Had you been outside my home Sunday evening, you might have witnessed me outside, in a robe, demolishing a bag of smoke detectors in a fit of fury. If there is one thing I despise more than stickers on fruit, it is smoke detectors. I can post on this topic on a health and lifestyle blog with a clear conscience because they can directly impact two things we frequently muse on, stress and sleep.
Remember this scene from Dumb and Dumber? Nicholas Andre (the villain) was a little thin-skinned, no?
There is nothing more unbecoming than whining, whether from a human or an inanimate object. It makes folks want to avoid you at best, break you at worst. An over sensitive smoke detector drove me to my breaking point.
Yes, smoke detectors are alive, and I’ll prove it. Where there’s smoke, there is usually fire, but there wasn’t the slightest fume in my house. People are not the only living beings who can be over sensitive.
I took a long shower, using this soap, and emerged clean and relaxed. Relaxed, that is, until I heard the first chirp. My home was built only a few years ago, so I know my detectors aren’t old or worn out. Obviously, the steam from the shower had masqueraded as smoke and my friends were displaying overprotective behavior. I told you they were sensitive.
Y’all know Kaplifestyle is a judgment free zone. Folks should feel how they feel. I won’t judge, but I am free to walk away if someone is whining in my direction, so I did. I left the house until the beeping stopped. From wikihow.com:
Getting away from the situation helps to calm down and think things through. Even better if you can go for a walk around nature which will take your mind off the issue while you enjoy nature’s beauty. Taking a walk will help you burn off some of that negative energy instantly and can help you get away from the problem.
Thanks, wikihow. Stay tuned, I’ll be quoting Stop Whining for Dummies next.
Regardless, when I returned home, it was to blissful quiet. Just a few hours later, someone needed some attention, and the beeping began anew. I could have strolled away, but this is my house, and they were intentionally irritating me in my own space. I was annoyed, despite my best efforts to stay calm.
“Listen. You’re free to have your experience, but I want no part of it. Whatever’s ailing you, I didn’t cause it. If you continue the whining, I’ll be forced to take action.”
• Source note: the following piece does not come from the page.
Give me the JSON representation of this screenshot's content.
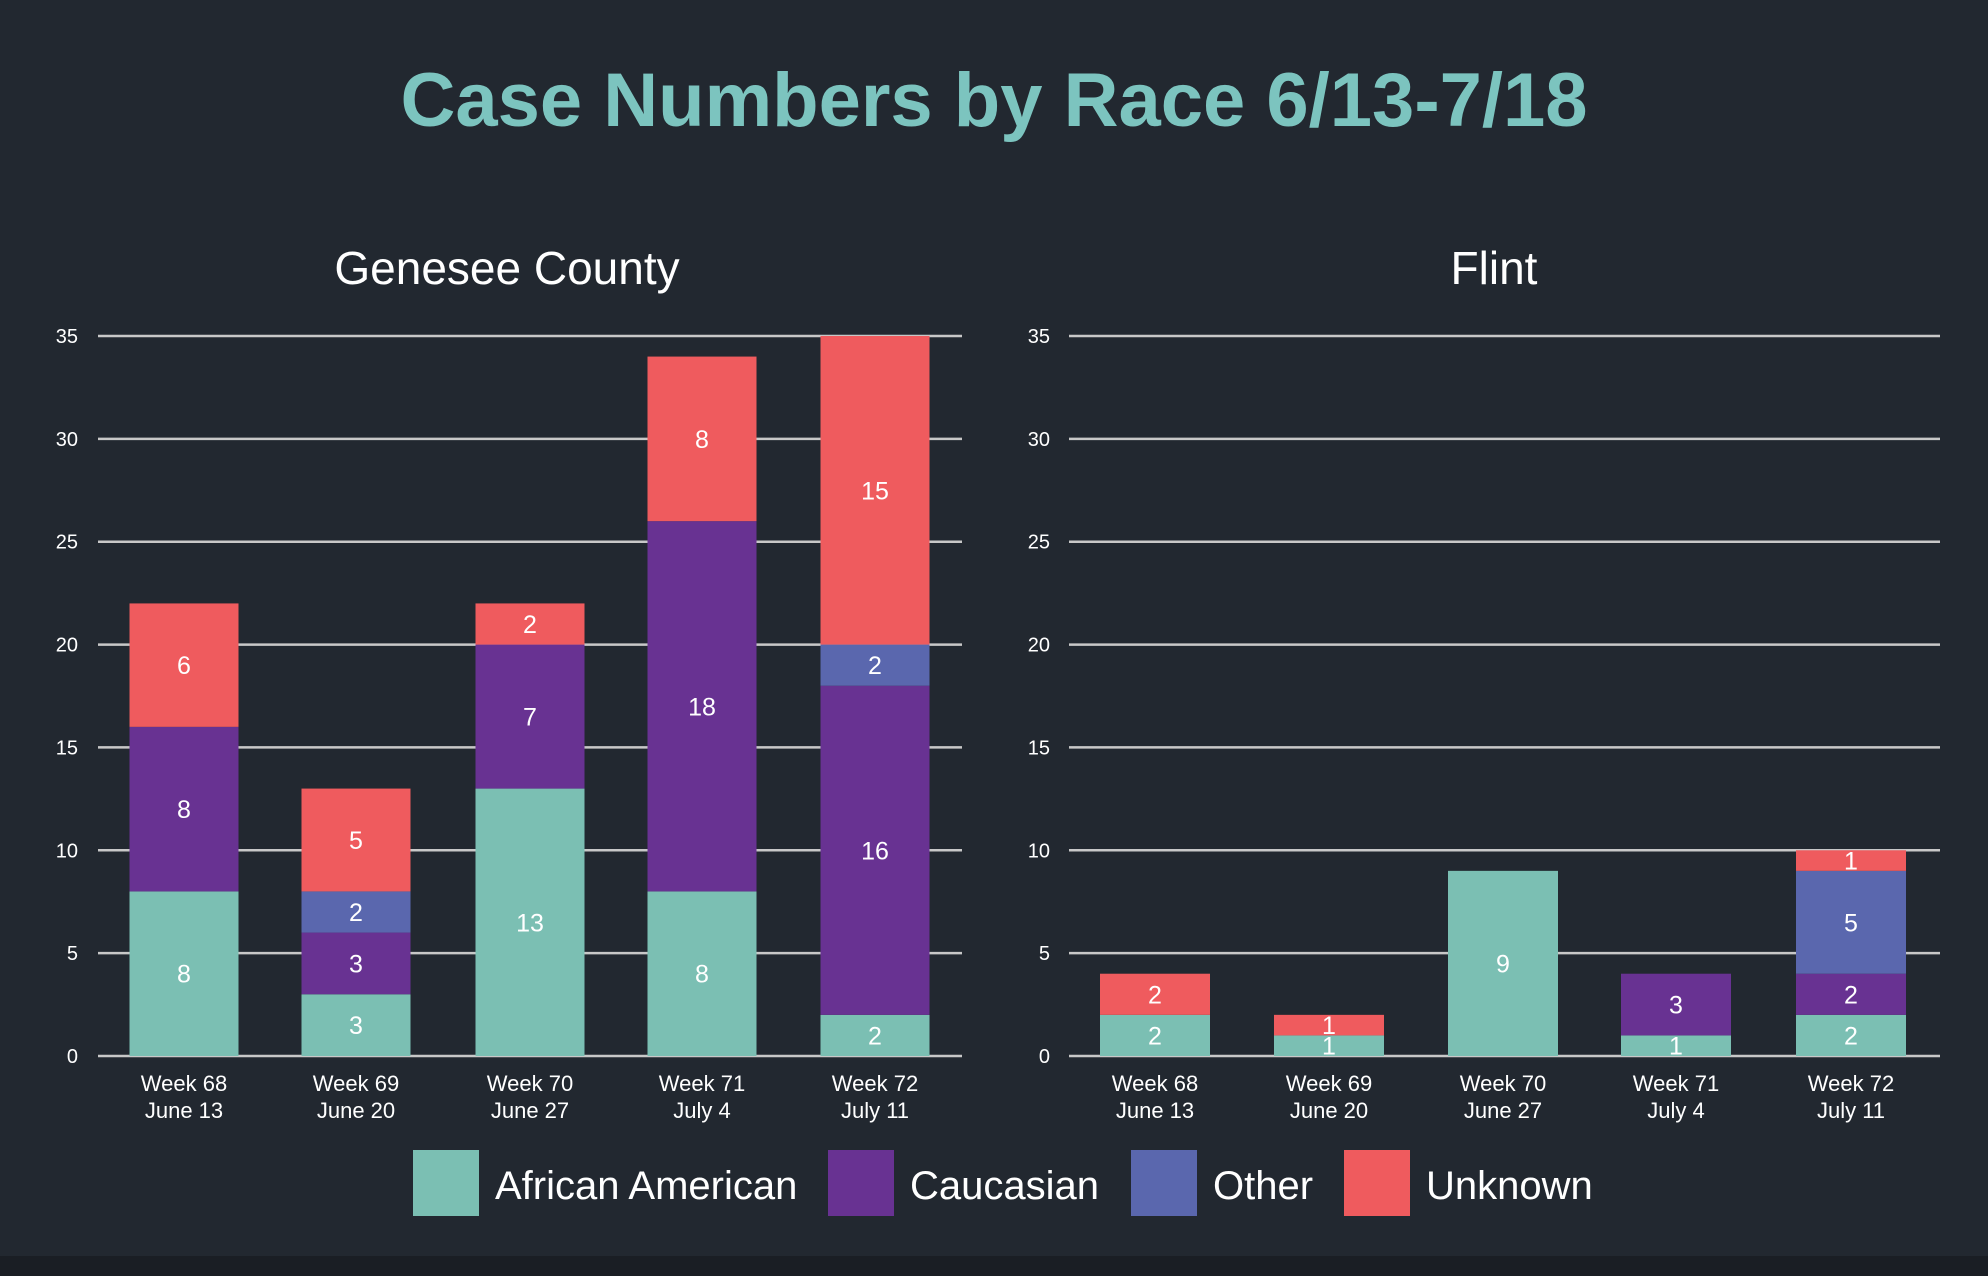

Yes, I was talking aloud to my smoke detectors. Judgment free, remember?
This dance went on and off for several days and nights of semi-interrupted sleep. I found myself uttering words I’d only ever heard on TV.
“Stop crying or I’ll give you something to cry about.”
Like the child he is, my smoke detector hid. My ceilings are high. Really high, like you can’t get to them with a 6’ ladder type of high. I was being mocked, like a cat perched in a tree to a dog down below. Coward.
I nearly killed myself climbing and balancing, ultimately ripping the smoke detector from the ceiling and dropping it to the wood floor below. Finally, he shut up.
I achieved silence from him, but not from his kin.
Days later, all of his siblings were whining simultaneously. I began to go a little mad. Frustrated, I gave in and called a handyman with a tall ladder. He checked them all, fixed the one I had ripped out and gave the all clear sign.
A week later, more chirping. I wondered if my handyman was in on the cruelty. Luckily, he was willing to come back out on short notice. He replaced every single smoke detector in the house. He handed me the old ones in a plastic bag; I immediately tossed them in the garbage.
Now we come back to the scene from the opening paragraph. By 8:00 pm, they were all screaming. “How could you, you monster?!” I could hear the shouting from the length of a football field. BEEP. BEEP. BEEP. BEEP. I marched down my driveway, dug through piles of garbage, found my shrieking friends and committed murder. I was maniacal, but finally found some quiet.
This is how people respond to over the top complaining. Sensing some irony, huh? Will you destroy me?